La scoperta dell’Italia
- Autore: Mauro Canali
- Genere: Romanzi e saggi storici
- Categoria: Saggistica
- Casa editrice: Marsilio
- Anno di pubblicazione: 2017
Il fascismo e la stampa americana? Amore a prima vista. Mussolini per i giornalisti a stelle e strisce? Un gigante buono, un grande statista. Lo rivela il professor Mauro Canali nella ricerca pubblicata a ottobre 2017 da Marsilio: “La scoperta dell’Italia. Il fascismo raccontato dai corrispondenti americani” (pp. 494, euro 20,00, ebook euro 9,99). Un lavoro premiato quello del docente di storia contemporanea nell’Università di Camerino, già allievo di Franco De Felice. Ha meritato il XVII Premio Fiuggi Storia, sezione Saggistica.
L’uomo giusto al posto giusto, ecco cos’era il nuovo capo del Governo, agli occhi degli inviati di passaggio da Roma, non addentro alle “cose” italiane. Nei primi anni al potere, aveva tutto per impressionare gli indulgenti giornalisti yankee. Più d’uno arrivò a paragonarlo a Theodore Roosevelt (1858-1919), l’iperattivo e carismatico ventiseiesimo presidente degli Stati Uniti.
Da scafato collega, del resto – non si dimentichi che Mussolini era un giornalista ed anche molto bravo – il capo del fascismo era molto attento ad offrire la migliore immagine, soprattutto di sé. Ma se poteva risultare agevole presentarsi ai cronisti in transito come un uomo di governo energico e lungimirante, impegnato a dare il massimo per il popolo e la Nazione, qualche attenzione particolare aggiuntiva il mascelluto capo di Stato dovette riservarla ai corrispondenti dall’Italia, come fa notare Mauro Canali. Il giornalista statunitense “piazzato” stabilmente dalla propria testata a Roma, poteva verificare più da vicino, più a lungo e spesso sulla propria pelle le dinamiche liberticide e vessatorie della dittatura. Acquisiva perciò una considerevole differenza di visione sul regime, rispetto agli inviati “un’intervista e via”, che non avevano il tempo di riscontrare l’autoritarismo, il totalitarismo.
Del resto, l’interesse americano per le vicende italiane era estremamente recente. Gli USA avevano scoperto l’Italia a ridosso della marcia su Roma. Solo nel secondo decennio del Novecento la stampa d’oltreoceano aveva cominciato a interessarsi dell’Europa stessa, uscendo da un lungo isolamento al di là dell’Atlantico. Con l’ingresso nel primo conflitto mondiale, l’opinione pubblica cominciò a guardare al fronte occidentale, dov’erano schierate le truppe americane. Importanti firme vennero comunque dirottate con frequenza sul fronte italiano, per dare notizie delle nostre capacità belliche alla numerosa comunità italiana in America.

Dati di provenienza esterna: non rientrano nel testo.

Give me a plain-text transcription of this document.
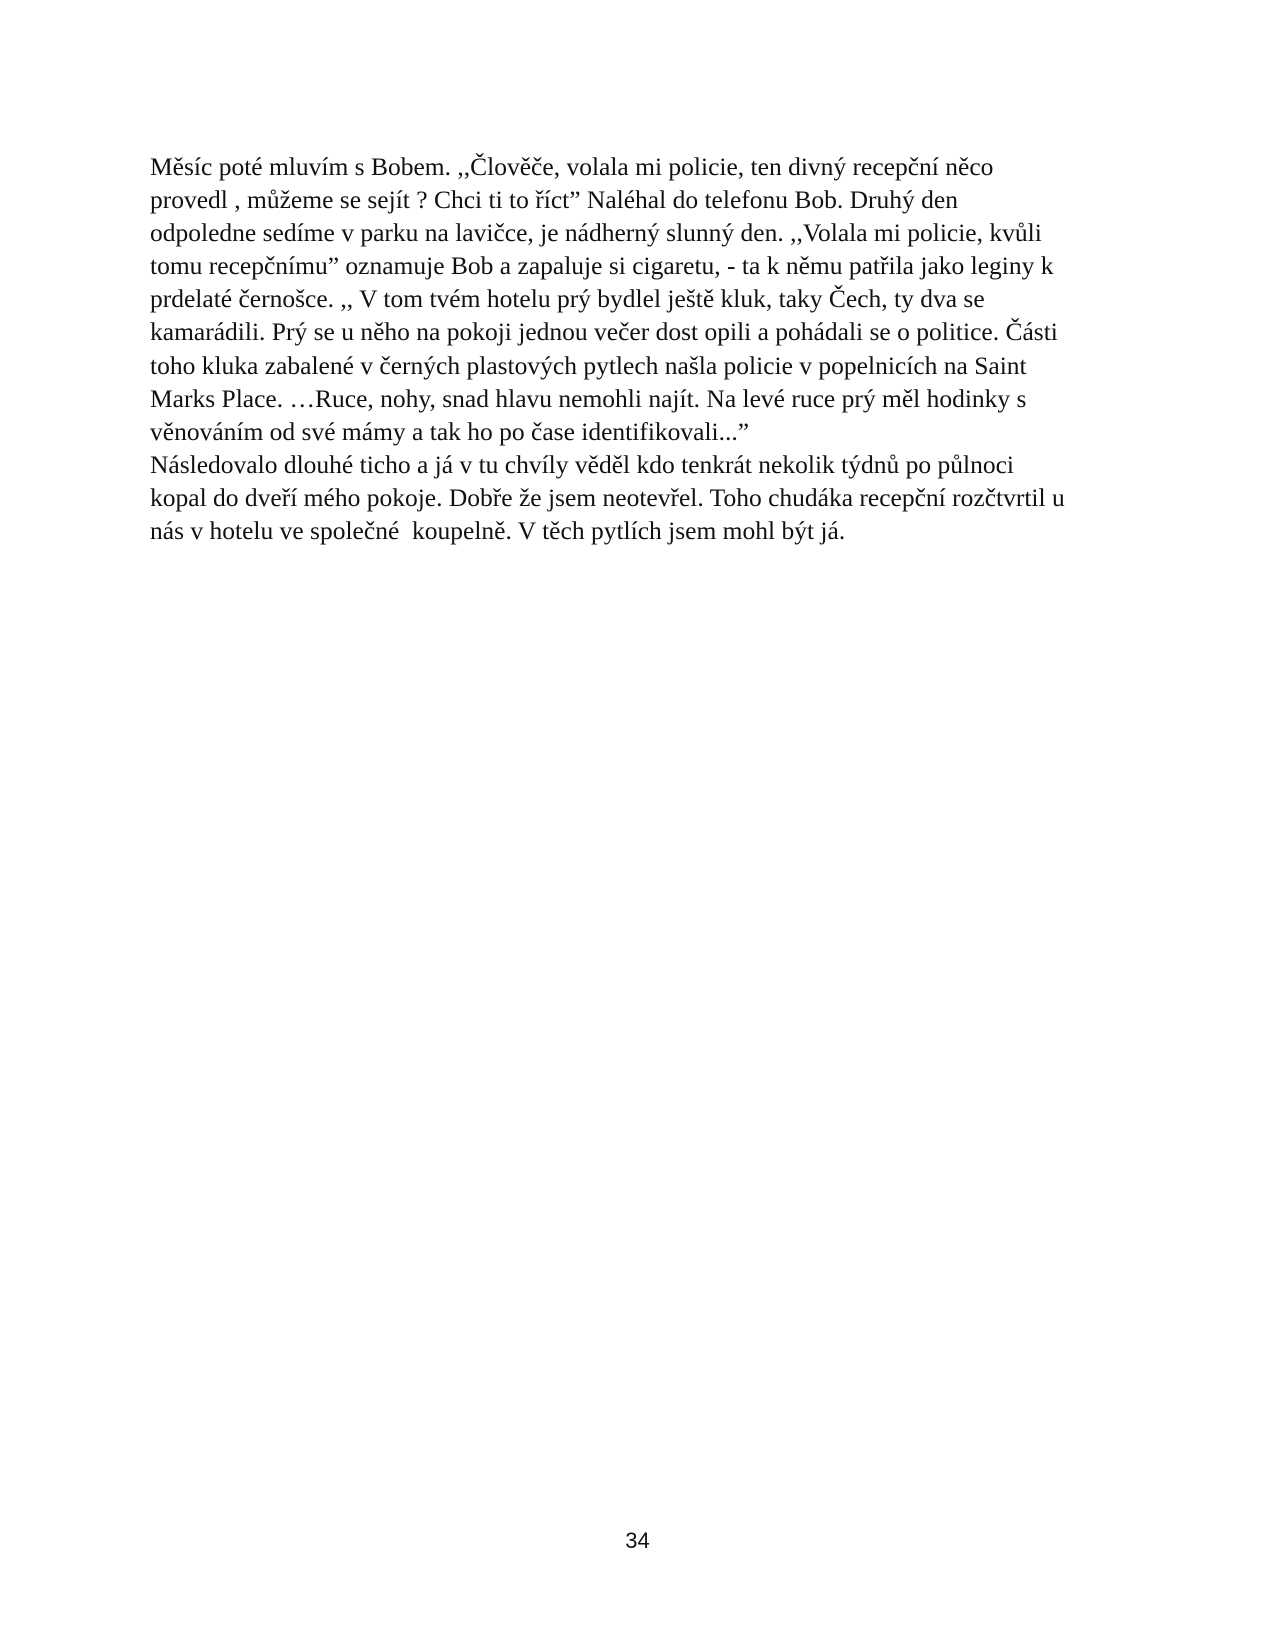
Měsíc poté mluvím s Bobem. ,,Člověče, volala mi policie, ten divný recepční něco
provedl , můžeme se sejít ? Chci ti to říct” Naléhal do telefonu Bob. Druhý den
odpoledne sedíme v parku na lavičce, je nádherný slunný den. ,,Volala mi policie, kvůli
tomu recepčnímu” oznamuje Bob a zapaluje si cigaretu, - ta k němu patřila jako leginy k
prdelaté černošce. ,, V tom tvém hotelu prý bydlel ještě kluk, taky Čech, ty dva se
kamarádili. Prý se u něho na pokoji jednou večer dost opili a pohádali se o politice. Části
toho kluka zabalené v černých plastových pytlech našla policie v popelnicích na Saint
Marks Place. …Ruce, nohy, snad hlavu nemohli najít. Na levé ruce prý měl hodinky s
věnováním od své mámy a tak ho po čase identifikovali...”
Následovalo dlouhé ticho a já v tu chvíly věděl kdo tenkrát nekolik týdnů po půlnoci
kopal do dveří mého pokoje. Dobře že jsem neotevřel. Toho chudáka recepční rozčtvrtil u
nás v hotelu ve společné  koupelně. V těch pytlích jsem mohl být já.
34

Volgendosi a osservare le vicende tricolori nel dopoguerra, i giornalisti americani si ritrovarono davanti la genesi del movimento mussoliniano. L’avvento al potere nell’ottobre 1922 portò Mussolini all’attenzione dei reporter, che lo trovarono più valido e vero dello stereotipo dell’italiano medio negli USA, dove i modelli erano rappresentati solo dagli immigrati, analfabeti ed espressione di classi subalterne, quando non autentici criminali, sbarcati nel Nuovo Mondo nell’esodo di massa per bisogno verso gli States.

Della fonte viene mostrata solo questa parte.